In hopes to prevent the listing, the Kansas Department of Wildlife, Parks and Tourism, as part of the Western Association of Fish and Wildlife Agencies, began working with four other states in the habitat region to craft a range-wide conservation plan for Oklahoma, Texas, New Mexico, Kansas and Colorado.
The plan received endorsement from the U.S. Fish and Wildlife Service, said Jim Pitman, with Kansas Wildlife and Parks, who served as vice-chiar of a six-member working group that wrote the plan.
The plan's goal is to build populations back to 67,000 birds -- which isn't unreasonable, he said.
"We were above 67,000 birds as recently as 2006," he said.

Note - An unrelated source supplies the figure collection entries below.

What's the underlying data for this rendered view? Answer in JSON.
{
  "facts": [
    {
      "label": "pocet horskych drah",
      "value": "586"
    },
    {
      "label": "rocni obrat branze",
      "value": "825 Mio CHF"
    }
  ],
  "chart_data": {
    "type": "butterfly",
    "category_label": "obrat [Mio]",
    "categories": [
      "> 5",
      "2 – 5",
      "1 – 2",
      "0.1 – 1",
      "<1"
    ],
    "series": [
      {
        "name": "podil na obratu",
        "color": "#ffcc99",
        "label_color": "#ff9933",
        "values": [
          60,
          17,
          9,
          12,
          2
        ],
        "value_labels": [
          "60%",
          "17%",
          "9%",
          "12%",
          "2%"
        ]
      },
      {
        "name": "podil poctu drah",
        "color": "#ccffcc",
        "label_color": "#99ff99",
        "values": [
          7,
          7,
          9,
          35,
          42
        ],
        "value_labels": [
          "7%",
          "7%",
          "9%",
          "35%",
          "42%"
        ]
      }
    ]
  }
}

While concerns mount from landowners, businesses and politicians about the impact on the Kansas economy, Pitman stressed that such a listing doesn't mean that development cannot continue in southwest Kansas.
Companies planning projects in the targeted conservation region -- roughly 40 million acres across the five states -- can be covered from incidental take -- accidentally harming or killing a bird -- under the endangered species act by enrolling in the association's range-wide plan or another approved plan.
There is an enrollment fee.
Companies also pay a mitigation fee for habitat disturbed, which is the cost of creating or maintaining similar habitat elsewhere in the region.
Those costs vary, depending on the quality of habitat being taken.
In turn, the fees collected through the range-wide plan will go to farmers, ranchers and landowners to help them implement best management practices to preserve habitat in the targeted region, Pitman said.
Jim Sipes' land is in a 10-mile buffer designated as habitat in the range-wide management plan developed by five state wildlife agencies, including KDWPT.
However, he said, he has never seen a prairie chicken on his family's acreage and is concerned about how the plan could affect southwest Kansas.
He gave input to a stakeholder plan, which is being supported by the Kansas Farm Bureau and the Environmental Defense Fund. The plan, he says, benefits not only wildlife, but farmers, ranchers and the energy industry.
It also isn't as costly, Sipes said.
According to Sipes, the mitigation credit exchange program supported by the stakeholder groups is designed to offset perceived unfavorable development within critical habitat areas with additional more favorable habitat elsewhere. Energy companies would pay landowners to maintain or develop habitat acceptable to the lesser prairie chickens.
The stakeholder plan could be implemented as soon as December, Pitman said.
Meanwhile, there is already some promise for some rebound of the bird by next year. Agencies are counting lesser prairie chicken populations by helicopters this spring and Pitman expects numbers to be similar to last year.
However, he said, late summer rains created better pasture conditions, and he is hoping to see better production this summer and increased populations in spring 2015.